Miaomiao Lin: conceptualization, methodology, validation, formal analysis, investigation, resources, data curation, writing-original draft, visualization, funding acquisition. Lele Xiong: validation, investigation, resources. Wen Li: visualization, resources. Lingyan Xiao: resources, funding acquisition. Wei Zhang: resources. Xiaogui Zhao: resources. Yishan Zheng: conceptualization, funding acquisition, resources, supervision, project administration, writing-review and editing.

Conflict of interest

The authors declare that they have no conflict of interest.

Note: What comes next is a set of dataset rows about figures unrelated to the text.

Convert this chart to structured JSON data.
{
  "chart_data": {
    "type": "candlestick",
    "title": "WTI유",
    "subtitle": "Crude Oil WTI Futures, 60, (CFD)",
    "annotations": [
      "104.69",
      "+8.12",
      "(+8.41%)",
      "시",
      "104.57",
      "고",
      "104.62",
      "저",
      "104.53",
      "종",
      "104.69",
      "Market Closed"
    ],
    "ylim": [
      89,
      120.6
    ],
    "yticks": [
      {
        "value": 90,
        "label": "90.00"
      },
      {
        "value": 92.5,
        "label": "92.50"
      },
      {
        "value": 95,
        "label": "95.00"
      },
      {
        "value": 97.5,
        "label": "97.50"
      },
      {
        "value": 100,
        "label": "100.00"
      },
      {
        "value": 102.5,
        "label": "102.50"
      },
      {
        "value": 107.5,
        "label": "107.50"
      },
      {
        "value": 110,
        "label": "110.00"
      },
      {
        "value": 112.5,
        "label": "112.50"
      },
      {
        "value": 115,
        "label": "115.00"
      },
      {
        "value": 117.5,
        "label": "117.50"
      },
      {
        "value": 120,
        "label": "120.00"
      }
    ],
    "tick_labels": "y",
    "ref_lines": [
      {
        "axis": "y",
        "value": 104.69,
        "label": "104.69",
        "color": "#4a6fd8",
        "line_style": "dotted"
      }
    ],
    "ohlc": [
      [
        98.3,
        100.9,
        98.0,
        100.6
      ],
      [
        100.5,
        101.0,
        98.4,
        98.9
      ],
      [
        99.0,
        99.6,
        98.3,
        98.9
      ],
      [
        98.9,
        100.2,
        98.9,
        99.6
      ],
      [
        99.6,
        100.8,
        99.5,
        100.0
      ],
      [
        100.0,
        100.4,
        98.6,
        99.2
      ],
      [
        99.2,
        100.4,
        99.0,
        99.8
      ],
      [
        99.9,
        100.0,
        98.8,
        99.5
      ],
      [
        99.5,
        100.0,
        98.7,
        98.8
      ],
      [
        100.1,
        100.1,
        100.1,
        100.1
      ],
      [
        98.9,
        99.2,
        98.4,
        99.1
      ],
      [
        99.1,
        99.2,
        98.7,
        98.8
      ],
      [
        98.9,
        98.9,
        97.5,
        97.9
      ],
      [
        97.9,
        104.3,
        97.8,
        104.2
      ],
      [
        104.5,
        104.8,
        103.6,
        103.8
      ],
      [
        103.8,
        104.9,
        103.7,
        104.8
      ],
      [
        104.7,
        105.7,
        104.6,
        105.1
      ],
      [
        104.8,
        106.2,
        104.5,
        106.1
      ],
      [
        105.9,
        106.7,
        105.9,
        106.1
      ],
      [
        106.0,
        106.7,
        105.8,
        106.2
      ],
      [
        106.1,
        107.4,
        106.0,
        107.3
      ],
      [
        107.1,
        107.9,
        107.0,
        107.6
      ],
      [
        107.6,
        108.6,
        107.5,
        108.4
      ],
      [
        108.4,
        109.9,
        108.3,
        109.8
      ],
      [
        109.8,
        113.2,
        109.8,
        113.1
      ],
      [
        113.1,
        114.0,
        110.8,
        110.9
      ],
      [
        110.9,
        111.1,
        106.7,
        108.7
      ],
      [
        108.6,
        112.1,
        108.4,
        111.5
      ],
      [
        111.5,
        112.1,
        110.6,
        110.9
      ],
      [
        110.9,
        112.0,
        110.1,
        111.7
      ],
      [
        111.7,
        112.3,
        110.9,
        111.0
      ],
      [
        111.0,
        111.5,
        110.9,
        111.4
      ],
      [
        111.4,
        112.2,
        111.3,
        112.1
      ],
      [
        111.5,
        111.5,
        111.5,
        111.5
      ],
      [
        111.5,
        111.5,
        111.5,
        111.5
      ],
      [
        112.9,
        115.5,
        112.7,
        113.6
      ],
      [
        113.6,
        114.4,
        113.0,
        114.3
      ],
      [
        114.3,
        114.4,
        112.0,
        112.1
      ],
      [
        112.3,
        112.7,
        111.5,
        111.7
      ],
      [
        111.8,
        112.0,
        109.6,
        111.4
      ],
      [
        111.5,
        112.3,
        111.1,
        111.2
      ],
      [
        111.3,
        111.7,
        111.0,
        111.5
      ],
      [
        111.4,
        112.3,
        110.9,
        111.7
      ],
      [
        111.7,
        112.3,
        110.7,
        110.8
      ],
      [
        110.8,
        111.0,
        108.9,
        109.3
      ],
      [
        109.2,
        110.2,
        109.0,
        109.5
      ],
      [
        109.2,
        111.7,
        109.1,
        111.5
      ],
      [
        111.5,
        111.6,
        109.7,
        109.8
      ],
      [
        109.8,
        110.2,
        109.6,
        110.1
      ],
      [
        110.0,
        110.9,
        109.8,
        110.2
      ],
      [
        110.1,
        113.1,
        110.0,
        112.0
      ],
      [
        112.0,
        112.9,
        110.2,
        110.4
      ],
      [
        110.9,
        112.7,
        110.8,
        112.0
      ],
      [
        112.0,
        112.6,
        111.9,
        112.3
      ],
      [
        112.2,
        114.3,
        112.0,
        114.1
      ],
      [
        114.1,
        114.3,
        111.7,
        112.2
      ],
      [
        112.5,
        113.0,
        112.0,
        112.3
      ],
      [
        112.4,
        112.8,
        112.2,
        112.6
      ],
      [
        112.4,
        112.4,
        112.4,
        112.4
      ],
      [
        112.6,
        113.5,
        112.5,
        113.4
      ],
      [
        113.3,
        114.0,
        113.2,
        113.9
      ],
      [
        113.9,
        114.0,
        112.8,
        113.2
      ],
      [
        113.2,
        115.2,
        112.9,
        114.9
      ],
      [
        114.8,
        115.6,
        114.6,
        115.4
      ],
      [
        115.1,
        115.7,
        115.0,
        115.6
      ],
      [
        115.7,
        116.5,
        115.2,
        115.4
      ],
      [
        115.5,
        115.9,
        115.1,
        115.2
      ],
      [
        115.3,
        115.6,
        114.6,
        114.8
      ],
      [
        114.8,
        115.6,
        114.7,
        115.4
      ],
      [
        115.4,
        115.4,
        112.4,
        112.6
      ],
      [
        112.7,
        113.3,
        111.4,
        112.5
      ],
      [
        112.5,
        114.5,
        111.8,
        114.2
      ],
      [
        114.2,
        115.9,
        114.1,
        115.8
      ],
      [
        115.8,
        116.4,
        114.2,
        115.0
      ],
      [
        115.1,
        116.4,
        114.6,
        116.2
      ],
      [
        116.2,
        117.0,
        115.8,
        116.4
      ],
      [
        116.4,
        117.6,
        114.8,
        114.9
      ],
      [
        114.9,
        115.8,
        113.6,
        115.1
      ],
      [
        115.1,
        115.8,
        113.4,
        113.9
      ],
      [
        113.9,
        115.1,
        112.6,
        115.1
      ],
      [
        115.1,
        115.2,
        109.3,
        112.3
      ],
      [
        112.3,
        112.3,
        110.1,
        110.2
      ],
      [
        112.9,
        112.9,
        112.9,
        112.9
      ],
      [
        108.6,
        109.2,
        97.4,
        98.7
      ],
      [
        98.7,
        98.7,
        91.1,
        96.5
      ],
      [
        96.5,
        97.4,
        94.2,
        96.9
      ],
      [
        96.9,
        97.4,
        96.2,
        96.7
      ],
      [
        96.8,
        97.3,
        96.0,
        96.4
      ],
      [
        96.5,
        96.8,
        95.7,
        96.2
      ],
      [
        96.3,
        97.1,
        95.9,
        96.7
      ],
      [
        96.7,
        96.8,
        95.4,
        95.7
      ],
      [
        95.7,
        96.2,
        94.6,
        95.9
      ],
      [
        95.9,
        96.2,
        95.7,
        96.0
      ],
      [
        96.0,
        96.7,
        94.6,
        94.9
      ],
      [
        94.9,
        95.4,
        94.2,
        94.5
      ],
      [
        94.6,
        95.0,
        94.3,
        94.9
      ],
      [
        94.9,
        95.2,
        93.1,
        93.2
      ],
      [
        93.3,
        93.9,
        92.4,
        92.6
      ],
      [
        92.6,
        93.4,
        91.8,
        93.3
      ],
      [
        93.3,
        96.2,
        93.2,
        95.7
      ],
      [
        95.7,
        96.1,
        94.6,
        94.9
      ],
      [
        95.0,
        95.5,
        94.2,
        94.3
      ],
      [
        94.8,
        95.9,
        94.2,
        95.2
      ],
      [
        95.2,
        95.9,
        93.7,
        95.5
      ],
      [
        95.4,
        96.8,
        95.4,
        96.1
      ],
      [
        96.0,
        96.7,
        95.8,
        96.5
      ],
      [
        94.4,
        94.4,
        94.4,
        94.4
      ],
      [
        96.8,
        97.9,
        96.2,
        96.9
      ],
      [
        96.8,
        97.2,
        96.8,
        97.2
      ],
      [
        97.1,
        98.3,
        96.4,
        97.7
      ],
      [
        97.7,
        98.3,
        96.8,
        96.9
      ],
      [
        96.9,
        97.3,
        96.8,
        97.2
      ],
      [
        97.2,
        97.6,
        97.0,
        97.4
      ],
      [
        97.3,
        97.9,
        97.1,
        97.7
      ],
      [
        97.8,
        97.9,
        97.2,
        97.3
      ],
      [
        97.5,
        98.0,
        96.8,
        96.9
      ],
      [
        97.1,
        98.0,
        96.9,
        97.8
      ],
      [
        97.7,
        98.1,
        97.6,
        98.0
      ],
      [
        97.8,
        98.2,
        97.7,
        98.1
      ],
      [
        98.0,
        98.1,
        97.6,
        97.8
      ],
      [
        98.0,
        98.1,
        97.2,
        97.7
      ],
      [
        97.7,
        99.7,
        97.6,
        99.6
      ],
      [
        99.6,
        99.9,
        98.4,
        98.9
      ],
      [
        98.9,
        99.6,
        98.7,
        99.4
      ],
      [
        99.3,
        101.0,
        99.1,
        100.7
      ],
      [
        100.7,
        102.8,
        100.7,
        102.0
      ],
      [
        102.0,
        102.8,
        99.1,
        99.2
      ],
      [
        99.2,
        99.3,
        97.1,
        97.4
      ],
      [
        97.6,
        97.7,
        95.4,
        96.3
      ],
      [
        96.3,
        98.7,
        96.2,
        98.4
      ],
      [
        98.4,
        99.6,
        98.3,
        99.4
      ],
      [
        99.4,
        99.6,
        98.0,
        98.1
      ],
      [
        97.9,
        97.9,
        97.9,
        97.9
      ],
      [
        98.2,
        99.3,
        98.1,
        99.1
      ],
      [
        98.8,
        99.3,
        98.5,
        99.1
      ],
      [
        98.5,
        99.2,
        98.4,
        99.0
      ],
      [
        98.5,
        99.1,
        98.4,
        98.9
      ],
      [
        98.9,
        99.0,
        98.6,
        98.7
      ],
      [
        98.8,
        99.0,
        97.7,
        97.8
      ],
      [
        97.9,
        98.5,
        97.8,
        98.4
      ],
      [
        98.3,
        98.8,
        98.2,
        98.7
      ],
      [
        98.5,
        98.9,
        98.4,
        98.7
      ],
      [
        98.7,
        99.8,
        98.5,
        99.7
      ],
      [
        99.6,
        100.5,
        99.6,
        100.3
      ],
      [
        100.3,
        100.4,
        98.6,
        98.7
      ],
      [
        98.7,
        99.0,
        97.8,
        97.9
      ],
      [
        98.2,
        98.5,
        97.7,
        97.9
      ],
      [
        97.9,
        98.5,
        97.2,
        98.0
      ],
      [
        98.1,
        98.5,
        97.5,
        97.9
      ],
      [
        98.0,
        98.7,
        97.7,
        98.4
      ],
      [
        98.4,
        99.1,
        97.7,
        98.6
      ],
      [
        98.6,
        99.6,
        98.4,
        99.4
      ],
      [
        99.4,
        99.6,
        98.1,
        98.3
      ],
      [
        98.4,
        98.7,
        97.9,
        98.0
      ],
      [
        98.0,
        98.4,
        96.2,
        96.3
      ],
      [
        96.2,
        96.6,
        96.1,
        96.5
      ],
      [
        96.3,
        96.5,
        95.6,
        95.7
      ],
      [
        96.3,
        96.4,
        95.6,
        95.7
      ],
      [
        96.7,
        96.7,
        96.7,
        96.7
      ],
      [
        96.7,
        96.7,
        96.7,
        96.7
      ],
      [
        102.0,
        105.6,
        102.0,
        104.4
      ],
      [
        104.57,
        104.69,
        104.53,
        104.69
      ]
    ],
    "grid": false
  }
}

Appendix A. Supplementary data

The following are the Supplementary data to this article:

Supplementary Figure S1.

Genome-wide similarity analysis of phage P425. The similarity of intergenic distances between phage P425 and the genomes of 50 Acinetobacter baumannii phages in the NCBI database was calculated from the nucleic acid level using VIRIDIC, and the similarity between P425 and them ranged from 71.4 ​% to 89.3 ​%, and it was defined as a new species in the genus Friunavirus.

Supplementary Figure S2.

The phylogenetic tree constructed for phage P425. The phylogenetic trees are constructed terminal large subunits (A), whole genome sequences (B), capsid proteins (C), and endolysin proteins (D), respectively. The phylogenetic tree was drawn using MEGA (version 11.0.11) using the Neighbor-Joining (N-J) method with a Bootstrap value of 1000, and the percentage of nodes in subfigure A represents site coverage.

Supplementary Figure S3.

The sensitivity of residual bacteria colonies to phage P425. After 24 ​h' inhibition, the residual bacteria colonies were purified and their sensitivity to phage P425 was determined. Blue color indicates sensitivity to P425 and white color indicates insensitivity.

Supplementary Figure S4.

Checkerboard assays showing 24-h combinatorial effects of phage P425 (MOI ​= ​0.001) with the full range of antibiotic concentrations (data not shown in Fig. 4). Controls identical to Fig. 4. Data are presented as mean ​± ​SD.

Supplementary Figure S5.

The virulence assay of Ab25 in mice. Four to five week-old female Kunming mice were randomly assigned to three groups (n ​= ​5/group). The negative control group was administered 200 ​μL of PBS, while the experimental groups received intraperitoneal injections with 1 ​× ​10⁷ or 1 ​× ​10⁸ ​CFU/mouse of bacteria Ab25. A The survival curves. B The colony counts in liver, spleen, lung, kidney and blood of death mice were determined. C The clinical scores. Data are presented as mean ​± ​SD.